Plus, there are signs that China, the last major consumer market, is finally re-opening, which will also drive demand. For aviation, the theme of recovery will continue in 2023.

There are other long-term challenges that we need to start tackling now as an industry, to be future fit. These require combined efforts from all aviation stakeholders, and massive investments.

For instance, modernising airport infrastructure and air navigation systems, developing new aircraft and engines to replace ageing fleets and improve environmental performance, developing viable supply chains for sustainable aviation fuels, using advanced technologies to improve customer experience and business efficiencies, and so on.

Will there be a global recession?

Many economists expect a recession, or at least, that 2023 will be tough for economies, businesses, and consumers.

I’m an optimist. No matter what, there will always be bright spots and opportunities somewhere. For instance, when Covid brought air travel to a standstill, air cargo boomed, and Emirates rapidly deployed capacity to serve that demand.

Some markets will manage inflation and shocks more ably than others. The highs and lows of currencies, interest rates and energy prices will hurt some, and will benefit some.

Emirates’ network is global, and our business model enables us to adjust quickly to make sure we are in the right markets with the right product mix and offer. In addition, we have the advantage of being based in Dubai.

Dubai and the UAE’s progressive policies, investments and overall stability are a potent force which will continue attracting businesses, tourists, and trade flows in 2023 and beyond.

Emirates
Emirates’ Dubai base helps it to continue to attract businesses, tourists and trade flows

Outlook for Gulf aviation

Gulf aviation is not immune to global forces, but I believe it will continue to grow in 2023.

Within a four-to-eight hour flying radius of the UAE, there are many promising economies with young and mobile populations.

The air transport market in our region is not yet saturated and there’s plenty of potential yet to be tapped. I can see, for example, the benefit of more intra-region collaboration – like the codeshare arrangement that Emirates recently signed with Gulf Air.

Saudi Arabia is making massive investments in its tourism and aviation industry, including launching a new airline and building a new mega airport.

Across the border, Qatar will be looking to capitalise on the infrastructure it built for the World Cup.

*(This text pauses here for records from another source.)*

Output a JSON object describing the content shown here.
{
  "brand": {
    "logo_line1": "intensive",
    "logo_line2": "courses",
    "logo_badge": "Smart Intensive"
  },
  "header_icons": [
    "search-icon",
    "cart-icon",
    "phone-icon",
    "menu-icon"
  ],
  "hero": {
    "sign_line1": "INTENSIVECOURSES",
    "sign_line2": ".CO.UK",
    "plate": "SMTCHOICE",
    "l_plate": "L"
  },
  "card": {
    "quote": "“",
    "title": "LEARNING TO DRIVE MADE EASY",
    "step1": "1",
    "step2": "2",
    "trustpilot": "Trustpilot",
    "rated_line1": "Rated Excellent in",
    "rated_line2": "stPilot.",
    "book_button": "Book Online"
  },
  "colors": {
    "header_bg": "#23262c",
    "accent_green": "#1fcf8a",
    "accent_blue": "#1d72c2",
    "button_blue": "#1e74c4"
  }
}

And in the UAE, transport and tourism will remain key enablers for the country’s ambitious economic plans.

As the saying goes, a rising tide lifts all boats. The increased investments and development activity in Gulf markets will have a positive knock-on effect in the region, generating more opportunities for Emirates and other aviation players.

Emirates’ 2023 plans

We are working hard to get all our aircraft back into the air, and to bring our capacity and global network back to pre-pandemic levels.

We’re also excited to activate and ramp up our partnerships, including with United Airlines and Air Canada, and will look at ways to strengthen Emirates’ network and the connectivity that we offer to customers.

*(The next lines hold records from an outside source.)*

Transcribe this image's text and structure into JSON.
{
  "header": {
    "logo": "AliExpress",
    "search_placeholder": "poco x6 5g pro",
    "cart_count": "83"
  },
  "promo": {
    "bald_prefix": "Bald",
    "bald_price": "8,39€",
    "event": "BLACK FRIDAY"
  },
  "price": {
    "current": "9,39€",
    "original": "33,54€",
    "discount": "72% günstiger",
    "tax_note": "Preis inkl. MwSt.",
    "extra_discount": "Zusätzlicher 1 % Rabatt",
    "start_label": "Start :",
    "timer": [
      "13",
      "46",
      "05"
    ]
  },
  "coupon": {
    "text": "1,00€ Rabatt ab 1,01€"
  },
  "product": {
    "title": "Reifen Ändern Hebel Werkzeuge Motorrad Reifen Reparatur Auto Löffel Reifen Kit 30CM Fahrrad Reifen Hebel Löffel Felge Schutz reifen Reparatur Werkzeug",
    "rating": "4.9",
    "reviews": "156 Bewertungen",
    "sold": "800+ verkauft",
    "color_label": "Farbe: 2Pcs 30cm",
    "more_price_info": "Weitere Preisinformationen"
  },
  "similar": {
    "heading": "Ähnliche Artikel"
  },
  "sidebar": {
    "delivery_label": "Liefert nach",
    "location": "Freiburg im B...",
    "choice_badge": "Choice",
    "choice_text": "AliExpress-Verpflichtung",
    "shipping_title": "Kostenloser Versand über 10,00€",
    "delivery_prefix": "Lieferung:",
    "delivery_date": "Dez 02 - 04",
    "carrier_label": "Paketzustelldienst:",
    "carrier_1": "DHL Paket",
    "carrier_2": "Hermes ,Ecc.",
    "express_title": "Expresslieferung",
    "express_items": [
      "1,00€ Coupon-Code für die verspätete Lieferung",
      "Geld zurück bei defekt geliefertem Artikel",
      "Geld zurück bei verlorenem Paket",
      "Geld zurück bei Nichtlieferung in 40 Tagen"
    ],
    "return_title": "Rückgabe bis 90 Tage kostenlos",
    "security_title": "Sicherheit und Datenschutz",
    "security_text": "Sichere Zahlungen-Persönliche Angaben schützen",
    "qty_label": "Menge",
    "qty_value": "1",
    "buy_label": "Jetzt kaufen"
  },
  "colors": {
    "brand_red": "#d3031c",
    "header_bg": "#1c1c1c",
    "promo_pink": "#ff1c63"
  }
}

On the product front, we will continue to introduce initiatives that enhance and differentiate the Emirates experience.

In November 2022, we began a massive $2 billion cabin refresh and retrofit programme for 120 of our existing aircraft. The first of these newly refurbished aircraft will roll out of Emirates Engineering Centre and enter service in January.

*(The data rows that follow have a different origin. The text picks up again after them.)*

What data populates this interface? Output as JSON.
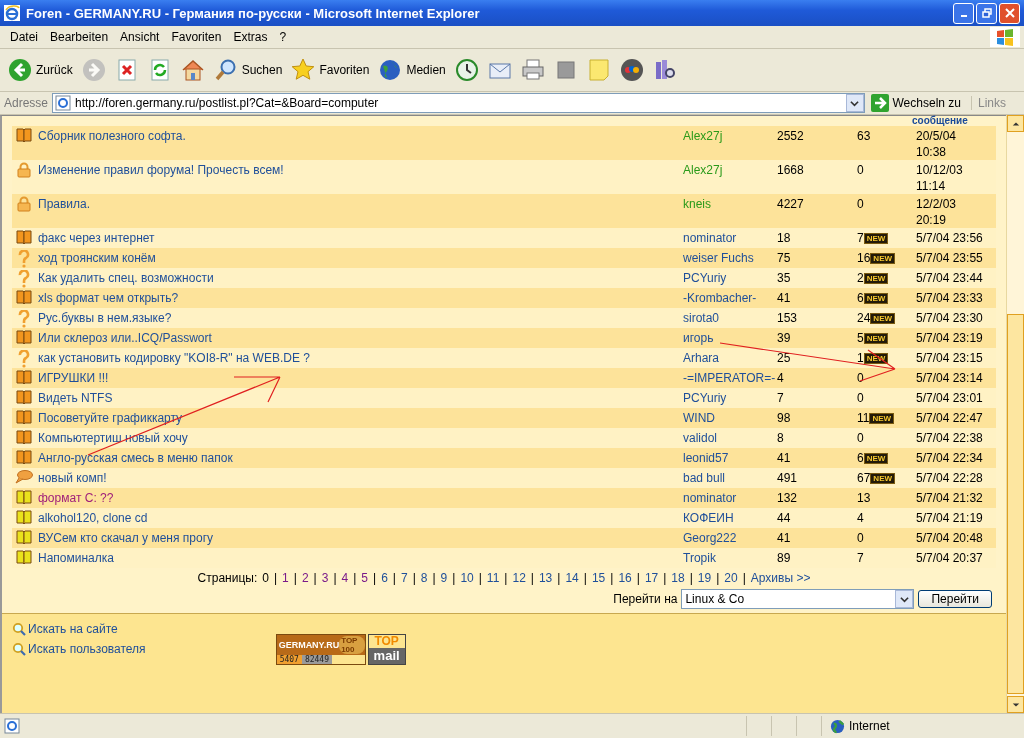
{
  "window": {
    "title": "Foren - GERMANY.RU - Германия по-русски - Microsoft Internet Explorer"
  },
  "menu": [
    "Datei",
    "Bearbeiten",
    "Ansicht",
    "Favoriten",
    "Extras",
    "?"
  ],
  "toolbar": [
    {
      "kind": "back",
      "label": "Zurück"
    },
    {
      "kind": "forward"
    },
    {
      "kind": "stop"
    },
    {
      "kind": "refresh"
    },
    {
      "kind": "home"
    },
    {
      "kind": "search",
      "label": "Suchen"
    },
    {
      "kind": "favorites",
      "label": "Favoriten"
    },
    {
      "kind": "media",
      "label": "Medien"
    },
    {
      "kind": "history"
    },
    {
      "kind": "mail"
    },
    {
      "kind": "print"
    },
    {
      "kind": "edit"
    },
    {
      "kind": "note"
    },
    {
      "kind": "ebay"
    },
    {
      "kind": "research"
    }
  ],
  "address": {
    "label": "Adresse",
    "url": "http://foren.germany.ru/postlist.pl?Cat=&Board=computer",
    "go": "Wechseln zu",
    "links": "Links"
  },
  "table": {
    "header_last": "сообщение",
    "rows": [
      {
        "kind": "book",
        "title": "Сборник полезного софта.",
        "visited": false,
        "author": "Alex27j",
        "moderator": true,
        "views": "2552",
        "replies": "63",
        "date": "20/5/04 10:38",
        "pinned": true
      },
      {
        "kind": "lock",
        "title": "Изменение правил форума! Прочесть всем!",
        "visited": false,
        "author": "Alex27j",
        "moderator": true,
        "views": "1668",
        "replies": "0",
        "date": "10/12/03 11:14",
        "pinned": true
      },
      {
        "kind": "lock",
        "title": "Правила.",
        "visited": false,
        "author": "kneis",
        "moderator": true,
        "views": "4227",
        "replies": "0",
        "date": "12/2/03 20:19",
        "pinned": true
      },
      {
        "kind": "book",
        "title": "факс через интернет",
        "visited": false,
        "author": "nominator",
        "moderator": false,
        "views": "18",
        "replies": "7",
        "badge": "NEW",
        "date": "5/7/04 23:56",
        "pinned": false
      },
      {
        "kind": "question",
        "title": "ход троянским конём",
        "visited": false,
        "author": "weiser Fuchs",
        "moderator": false,
        "views": "75",
        "replies": "16",
        "badge": "NEW",
        "date": "5/7/04 23:55",
        "pinned": false
      },
      {
        "kind": "question",
        "title": "Как удалить спец. возможности",
        "visited": false,
        "author": "PCYuriy",
        "moderator": false,
        "views": "35",
        "replies": "2",
        "badge": "NEW",
        "date": "5/7/04 23:44",
        "pinned": false
      },
      {
        "kind": "book",
        "title": "xls формат чем открыть?",
        "visited": false,
        "author": "-Krombacher-",
        "moderator": false,
        "views": "41",
        "replies": "6",
        "badge": "NEW",
        "date": "5/7/04 23:33",
        "pinned": false
      },
      {
        "kind": "question",
        "title": "Рус.буквы в нем.языке?",
        "visited": false,
        "author": "sirota0",
        "moderator": false,
        "views": "153",
        "replies": "24",
        "badge": "NEW",
        "date": "5/7/04 23:30",
        "pinned": false
      },
      {
        "kind": "book",
        "title": "Или склероз или..ICQ/Passwort",
        "visited": false,
        "author": "игорь",
        "moderator": false,
        "views": "39",
        "replies": "5",
        "badge": "NEW",
        "date": "5/7/04 23:19",
        "pinned": false
      },
      {
        "kind": "question",
        "title": "как установить кодировку \"KOI8-R\" на WEB.DE ?",
        "visited": false,
        "author": "Arhara",
        "moderator": false,
        "views": "25",
        "replies": "1",
        "badge": "NEW",
        "date": "5/7/04 23:15",
        "pinned": false
      },
      {
        "kind": "book",
        "title": "ИГРУШКИ !!!",
        "visited": false,
        "author": "-=IMPERATOR=-",
        "moderator": false,
        "views": "4",
        "replies": "0",
        "date": "5/7/04 23:14",
        "pinned": false
      },
      {
        "kind": "book",
        "title": "Видеть NTFS",
        "visited": false,
        "author": "PCYuriy",
        "moderator": false,
        "views": "7",
        "replies": "0",
        "date": "5/7/04 23:01",
        "pinned": false
      },
      {
        "kind": "book",
        "title": "Посоветуйте графиккарту",
        "visited": false,
        "author": "WIND",
        "moderator": false,
        "views": "98",
        "replies": "11",
        "badge": "NEW",
        "date": "5/7/04 22:47",
        "pinned": false
      },
      {
        "kind": "book",
        "title": "Компьютертиш новый хочу",
        "visited": false,
        "author": "validol",
        "moderator": false,
        "views": "8",
        "replies": "0",
        "date": "5/7/04 22:38",
        "pinned": false
      },
      {
        "kind": "book",
        "title": "Англо-русская смесь в меню папок",
        "visited": false,
        "author": "leonid57",
        "moderator": false,
        "views": "41",
        "replies": "6",
        "badge": "NEW",
        "date": "5/7/04 22:34",
        "pinned": false
      },
      {
        "kind": "bubble",
        "title": "новый комп!",
        "visited": false,
        "author": "bad bull",
        "moderator": false,
        "views": "491",
        "replies": "67",
        "badge": "NEW",
        "date": "5/7/04 22:28",
        "pinned": false
      },
      {
        "kind": "book_yellow",
        "title": "формат С: ??",
        "visited": true,
        "author": "nominator",
        "moderator": false,
        "views": "132",
        "replies": "13",
        "date": "5/7/04 21:32",
        "pinned": false
      },
      {
        "kind": "book_yellow",
        "title": "alkohol120, clone cd",
        "visited": false,
        "author": "КОФЕИН",
        "moderator": false,
        "views": "44",
        "replies": "4",
        "date": "5/7/04 21:19",
        "pinned": false
      },
      {
        "kind": "book_yellow",
        "title": "ВУСем кто скачал у меня прогу",
        "visited": false,
        "author": "Georg222",
        "moderator": false,
        "views": "41",
        "replies": "0",
        "date": "5/7/04 20:48",
        "pinned": false
      },
      {
        "kind": "book_yellow",
        "title": "Напоминалка",
        "visited": false,
        "author": "Tropik",
        "moderator": false,
        "views": "89",
        "replies": "7",
        "date": "5/7/04 20:37",
        "pinned": false
      }
    ]
  },
  "pages": {
    "label": "Страницы:",
    "separator": "|",
    "items": [
      {
        "label": "0",
        "selected": true,
        "visited": false
      },
      {
        "label": "1",
        "selected": false,
        "visited": true
      },
      {
        "label": "2",
        "selected": false,
        "visited": true
      },
      {
        "label": "3",
        "selected": false,
        "visited": true
      },
      {
        "label": "4",
        "selected": false,
        "visited": true
      },
      {
        "label": "5",
        "selected": false,
        "visited": true
      },
      {
        "label": "6",
        "selected": false,
        "visited": false
      },
      {
        "label": "7",
        "selected": false,
        "visited": false
      },
      {
        "label": "8",
        "selected": false,
        "visited": false
      },
      {
        "label": "9",
        "selected": false,
        "visited": false
      },
      {
        "label": "10",
        "selected": false,
        "visited": false
      },
      {
        "label": "11",
        "selected": false,
        "visited": false
      },
      {
        "label": "12",
        "selected": false,
        "visited": false
      },
      {
        "label": "13",
        "selected": false,
        "visited": false
      },
      {
        "label": "14",
        "selected": false,
        "visited": false
      },
      {
        "label": "15",
        "selected": false,
        "visited": false
      },
      {
        "label": "16",
        "selected": false,
        "visited": false
      },
      {
        "label": "17",
        "selected": false,
        "visited": false
      },
      {
        "label": "18",
        "selected": false,
        "visited": false
      },
      {
        "label": "19",
        "selected": false,
        "visited": false
      },
      {
        "label": "20",
        "selected": false,
        "visited": false
      },
      {
        "label": "Архивы >>",
        "selected": false,
        "visited": false
      }
    ]
  },
  "jump": {
    "label": "Перейти на",
    "value": "Linux & Co",
    "button": "Перейти"
  },
  "footer_links": [
    "Искать на сайте",
    "Искать пользователя"
  ],
  "counter": {
    "name": "GERMANY.RU",
    "rank": "TOP 100",
    "hits": "5407",
    "hosts": "82449"
  },
  "mail_badge": {
    "top": "TOP",
    "bottom": "mail"
  },
  "status_bar": {
    "zone": "Internet"
  }
}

It will ensure our customers keep “flying better” with Emirates and have more access to our latest products like the extremely popular Emirates Premium Economy seats.

We are recruiting pilots, crew, and other roles across our business to ensure we have the right resources to support our operations, and future growth. In 2024, we’ll start receiving delivery of the Airbus A350s – a new aircraft type to our fleet mix.

Preparations are well underway to ensure a smooth entry into service, from training to product development. We’ve already completed the cabin design work, with the first Emirates A350 aircraft expected to go into production in early 2023. More details will be unveiled as we get closer to our A350 service launch.